Il carcere è terribile. A regina Coeli la vita era difficilissima. A Poggio Reale ancora peggio Nel reparto di transito ci sono celle con venti posti e letti a castello sino a 4 piani e il bagno alla turca aperto alla vista di tutti. Diverse volte mi sono tagliato le vene per cambiare cella e un giorno, in cui ero particolarmente depresso e sentivo le “voci”, ho raccolto in una bacinella il sangue che colava. Gli agenti di Polizia penitenziaria una sera, visto che continuavo a tagliarmi, mi picchiarono duramente. Durante la detenzione sentivo “voci” inesistenti che mi ordinavano di impiccarmi o aggredire altri detenuti.

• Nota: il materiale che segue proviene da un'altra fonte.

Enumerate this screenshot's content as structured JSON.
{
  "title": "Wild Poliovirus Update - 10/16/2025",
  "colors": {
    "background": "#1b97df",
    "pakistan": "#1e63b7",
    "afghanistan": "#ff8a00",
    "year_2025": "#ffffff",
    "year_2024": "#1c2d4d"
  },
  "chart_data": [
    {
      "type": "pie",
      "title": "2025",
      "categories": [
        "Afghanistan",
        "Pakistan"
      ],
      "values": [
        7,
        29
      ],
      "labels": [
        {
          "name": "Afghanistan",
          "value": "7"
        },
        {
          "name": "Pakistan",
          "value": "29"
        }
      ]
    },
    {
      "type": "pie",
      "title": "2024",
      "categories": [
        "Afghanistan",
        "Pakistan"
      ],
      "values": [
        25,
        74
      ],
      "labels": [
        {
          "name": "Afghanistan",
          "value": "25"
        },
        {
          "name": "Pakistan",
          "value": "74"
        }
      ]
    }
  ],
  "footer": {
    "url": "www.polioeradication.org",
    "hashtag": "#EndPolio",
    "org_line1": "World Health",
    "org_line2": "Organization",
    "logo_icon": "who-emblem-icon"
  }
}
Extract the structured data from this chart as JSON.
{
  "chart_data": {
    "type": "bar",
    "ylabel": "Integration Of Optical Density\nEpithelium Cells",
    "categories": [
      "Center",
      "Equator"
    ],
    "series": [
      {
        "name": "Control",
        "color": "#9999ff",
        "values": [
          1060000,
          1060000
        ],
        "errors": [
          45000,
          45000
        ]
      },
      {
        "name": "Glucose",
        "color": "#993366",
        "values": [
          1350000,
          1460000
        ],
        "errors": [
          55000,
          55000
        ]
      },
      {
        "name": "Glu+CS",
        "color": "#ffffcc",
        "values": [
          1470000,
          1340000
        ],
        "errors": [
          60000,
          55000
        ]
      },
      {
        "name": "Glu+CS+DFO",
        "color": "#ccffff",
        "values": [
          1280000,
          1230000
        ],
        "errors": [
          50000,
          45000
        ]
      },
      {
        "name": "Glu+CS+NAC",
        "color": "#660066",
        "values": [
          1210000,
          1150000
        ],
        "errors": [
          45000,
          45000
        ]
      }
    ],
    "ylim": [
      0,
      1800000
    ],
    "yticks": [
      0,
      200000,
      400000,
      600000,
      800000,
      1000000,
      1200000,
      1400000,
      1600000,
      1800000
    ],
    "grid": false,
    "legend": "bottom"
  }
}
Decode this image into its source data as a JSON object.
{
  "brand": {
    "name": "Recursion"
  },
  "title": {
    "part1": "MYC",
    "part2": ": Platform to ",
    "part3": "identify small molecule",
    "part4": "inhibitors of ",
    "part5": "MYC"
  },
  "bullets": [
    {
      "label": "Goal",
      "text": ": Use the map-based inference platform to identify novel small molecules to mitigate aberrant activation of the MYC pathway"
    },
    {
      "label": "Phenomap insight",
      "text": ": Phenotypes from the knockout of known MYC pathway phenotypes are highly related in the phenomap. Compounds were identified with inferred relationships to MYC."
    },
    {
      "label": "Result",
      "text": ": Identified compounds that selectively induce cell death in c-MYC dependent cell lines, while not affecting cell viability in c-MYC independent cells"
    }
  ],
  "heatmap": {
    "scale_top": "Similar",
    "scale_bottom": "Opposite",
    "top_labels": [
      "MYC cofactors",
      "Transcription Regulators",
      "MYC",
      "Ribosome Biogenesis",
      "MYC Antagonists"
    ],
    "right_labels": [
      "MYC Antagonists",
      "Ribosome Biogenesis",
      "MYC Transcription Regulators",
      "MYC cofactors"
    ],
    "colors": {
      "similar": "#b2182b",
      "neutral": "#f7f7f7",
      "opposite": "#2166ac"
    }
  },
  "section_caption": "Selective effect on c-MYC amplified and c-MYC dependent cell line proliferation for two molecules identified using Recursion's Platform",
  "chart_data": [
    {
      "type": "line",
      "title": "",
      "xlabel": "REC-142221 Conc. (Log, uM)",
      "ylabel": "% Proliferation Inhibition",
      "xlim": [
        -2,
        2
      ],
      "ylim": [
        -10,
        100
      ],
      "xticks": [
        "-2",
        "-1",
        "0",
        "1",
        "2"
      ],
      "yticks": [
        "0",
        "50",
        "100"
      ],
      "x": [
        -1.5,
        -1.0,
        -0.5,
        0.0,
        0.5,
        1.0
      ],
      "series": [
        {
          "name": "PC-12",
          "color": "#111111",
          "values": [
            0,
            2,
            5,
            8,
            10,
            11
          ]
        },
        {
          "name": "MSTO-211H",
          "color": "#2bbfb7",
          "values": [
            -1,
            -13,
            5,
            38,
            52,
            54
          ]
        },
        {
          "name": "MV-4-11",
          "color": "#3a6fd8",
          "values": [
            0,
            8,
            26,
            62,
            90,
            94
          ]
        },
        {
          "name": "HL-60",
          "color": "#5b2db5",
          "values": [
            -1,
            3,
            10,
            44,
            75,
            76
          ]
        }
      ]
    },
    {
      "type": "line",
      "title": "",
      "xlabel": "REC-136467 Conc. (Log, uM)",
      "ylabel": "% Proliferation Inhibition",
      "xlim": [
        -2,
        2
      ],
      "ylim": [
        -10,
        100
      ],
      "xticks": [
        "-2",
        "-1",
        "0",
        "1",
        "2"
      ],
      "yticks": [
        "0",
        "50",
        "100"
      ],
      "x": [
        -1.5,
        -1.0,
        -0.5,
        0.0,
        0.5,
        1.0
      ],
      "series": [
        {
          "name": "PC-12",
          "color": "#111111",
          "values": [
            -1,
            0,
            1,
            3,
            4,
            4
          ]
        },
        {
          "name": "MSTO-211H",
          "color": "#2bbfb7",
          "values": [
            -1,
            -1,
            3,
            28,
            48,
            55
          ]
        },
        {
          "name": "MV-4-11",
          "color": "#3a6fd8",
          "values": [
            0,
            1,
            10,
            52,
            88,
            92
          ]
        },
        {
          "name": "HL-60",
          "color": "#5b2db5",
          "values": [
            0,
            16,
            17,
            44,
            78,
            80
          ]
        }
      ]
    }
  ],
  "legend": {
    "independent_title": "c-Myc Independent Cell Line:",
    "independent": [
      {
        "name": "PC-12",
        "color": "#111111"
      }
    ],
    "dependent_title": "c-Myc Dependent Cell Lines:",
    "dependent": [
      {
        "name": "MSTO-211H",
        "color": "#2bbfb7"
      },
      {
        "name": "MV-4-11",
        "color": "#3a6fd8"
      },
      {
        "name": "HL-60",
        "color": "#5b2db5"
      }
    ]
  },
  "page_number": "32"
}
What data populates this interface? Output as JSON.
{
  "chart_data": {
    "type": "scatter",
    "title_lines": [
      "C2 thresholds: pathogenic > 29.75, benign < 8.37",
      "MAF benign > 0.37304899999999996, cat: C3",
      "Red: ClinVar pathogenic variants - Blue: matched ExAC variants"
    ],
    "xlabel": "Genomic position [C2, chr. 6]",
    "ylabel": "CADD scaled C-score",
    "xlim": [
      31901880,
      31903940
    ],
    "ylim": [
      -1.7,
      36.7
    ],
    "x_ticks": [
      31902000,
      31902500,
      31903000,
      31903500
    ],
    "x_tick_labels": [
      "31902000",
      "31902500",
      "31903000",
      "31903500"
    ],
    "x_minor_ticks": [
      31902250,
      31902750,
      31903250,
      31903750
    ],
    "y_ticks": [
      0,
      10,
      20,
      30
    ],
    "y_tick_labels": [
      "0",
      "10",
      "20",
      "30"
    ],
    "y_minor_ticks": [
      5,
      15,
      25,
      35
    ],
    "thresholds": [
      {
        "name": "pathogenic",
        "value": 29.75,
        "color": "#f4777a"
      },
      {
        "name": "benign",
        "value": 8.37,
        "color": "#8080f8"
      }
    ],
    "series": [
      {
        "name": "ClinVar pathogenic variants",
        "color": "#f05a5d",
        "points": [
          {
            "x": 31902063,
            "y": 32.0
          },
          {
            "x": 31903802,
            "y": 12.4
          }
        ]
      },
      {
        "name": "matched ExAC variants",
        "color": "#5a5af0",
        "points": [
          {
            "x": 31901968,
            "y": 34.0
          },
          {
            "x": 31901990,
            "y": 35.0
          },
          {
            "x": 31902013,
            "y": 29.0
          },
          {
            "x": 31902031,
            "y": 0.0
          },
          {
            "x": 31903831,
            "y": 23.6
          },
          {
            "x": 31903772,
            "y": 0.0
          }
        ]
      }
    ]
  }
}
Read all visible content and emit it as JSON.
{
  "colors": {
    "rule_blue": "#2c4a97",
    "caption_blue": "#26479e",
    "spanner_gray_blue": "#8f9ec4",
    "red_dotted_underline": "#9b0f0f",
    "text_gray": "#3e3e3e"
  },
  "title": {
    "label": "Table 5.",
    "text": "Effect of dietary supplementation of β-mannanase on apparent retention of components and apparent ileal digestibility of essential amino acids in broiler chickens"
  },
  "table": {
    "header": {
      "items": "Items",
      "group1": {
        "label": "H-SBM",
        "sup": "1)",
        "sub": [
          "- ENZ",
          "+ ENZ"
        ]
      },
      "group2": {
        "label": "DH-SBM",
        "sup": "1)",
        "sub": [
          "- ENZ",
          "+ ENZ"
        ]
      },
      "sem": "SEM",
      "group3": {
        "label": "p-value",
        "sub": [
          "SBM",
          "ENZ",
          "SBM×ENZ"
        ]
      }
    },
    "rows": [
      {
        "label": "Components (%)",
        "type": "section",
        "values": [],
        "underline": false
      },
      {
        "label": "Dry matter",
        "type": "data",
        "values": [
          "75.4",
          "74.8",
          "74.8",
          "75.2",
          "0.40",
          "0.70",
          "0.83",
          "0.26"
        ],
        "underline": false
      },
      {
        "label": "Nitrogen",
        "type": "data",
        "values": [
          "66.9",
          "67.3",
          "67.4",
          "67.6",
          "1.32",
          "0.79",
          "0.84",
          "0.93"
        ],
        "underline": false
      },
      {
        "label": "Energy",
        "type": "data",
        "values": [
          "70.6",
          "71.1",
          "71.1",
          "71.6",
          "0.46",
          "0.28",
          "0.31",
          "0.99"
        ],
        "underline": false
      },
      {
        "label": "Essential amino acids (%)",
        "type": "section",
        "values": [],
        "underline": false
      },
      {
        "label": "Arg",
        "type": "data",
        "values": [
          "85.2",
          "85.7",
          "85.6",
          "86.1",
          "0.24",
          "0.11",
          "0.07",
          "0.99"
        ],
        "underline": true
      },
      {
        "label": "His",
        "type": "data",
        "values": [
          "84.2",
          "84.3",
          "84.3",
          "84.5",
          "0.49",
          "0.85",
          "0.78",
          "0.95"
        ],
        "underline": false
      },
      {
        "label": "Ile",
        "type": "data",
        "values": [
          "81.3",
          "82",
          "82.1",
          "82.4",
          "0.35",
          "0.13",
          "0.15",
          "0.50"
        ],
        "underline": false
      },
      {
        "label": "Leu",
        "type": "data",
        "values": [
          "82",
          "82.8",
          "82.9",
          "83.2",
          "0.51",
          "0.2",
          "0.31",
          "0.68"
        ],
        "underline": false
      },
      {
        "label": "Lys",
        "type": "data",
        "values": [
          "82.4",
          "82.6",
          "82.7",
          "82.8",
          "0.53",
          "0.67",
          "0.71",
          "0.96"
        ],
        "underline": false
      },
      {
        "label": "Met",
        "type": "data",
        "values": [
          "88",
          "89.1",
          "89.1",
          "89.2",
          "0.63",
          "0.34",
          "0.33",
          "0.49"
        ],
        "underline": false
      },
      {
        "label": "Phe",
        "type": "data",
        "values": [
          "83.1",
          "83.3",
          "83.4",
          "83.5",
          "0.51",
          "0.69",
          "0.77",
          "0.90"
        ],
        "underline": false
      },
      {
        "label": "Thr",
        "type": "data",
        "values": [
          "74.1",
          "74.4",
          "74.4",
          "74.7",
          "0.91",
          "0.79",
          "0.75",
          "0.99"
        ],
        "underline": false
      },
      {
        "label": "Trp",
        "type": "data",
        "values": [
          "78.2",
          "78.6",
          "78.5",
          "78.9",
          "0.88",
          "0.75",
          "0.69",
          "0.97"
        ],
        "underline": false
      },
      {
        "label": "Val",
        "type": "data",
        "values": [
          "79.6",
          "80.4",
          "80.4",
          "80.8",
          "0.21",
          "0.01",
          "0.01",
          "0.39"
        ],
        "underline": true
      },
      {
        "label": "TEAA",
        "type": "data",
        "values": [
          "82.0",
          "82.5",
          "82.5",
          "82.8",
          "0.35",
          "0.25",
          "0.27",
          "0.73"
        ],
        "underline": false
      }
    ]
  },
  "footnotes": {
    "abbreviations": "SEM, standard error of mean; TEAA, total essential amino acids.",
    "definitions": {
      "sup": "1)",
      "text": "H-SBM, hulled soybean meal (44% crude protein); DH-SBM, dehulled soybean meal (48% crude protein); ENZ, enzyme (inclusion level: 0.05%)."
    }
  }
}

Sono stato rimesso in libertà nel 2005 e siccome ero confuso disorientato, mia madre mi ha accompagnato dal dottore Vergineo. Quel giorno, vedendo mia madre piangere disperatamente, decisi di smettere. Le sue lacrime mi hanno salvato.
Per disintossicarmi e curarmi sono stato per circa un mese in una clinica psichiatrica. Adesso sto bene, frequento i gruppi di auto-mutuo-aiuto. Recentemente ho festeggiato quattro anni di sobrietà e di benessere. Ringrazio gli amici del gruppo, i miei genitori e soprattutto me stesso.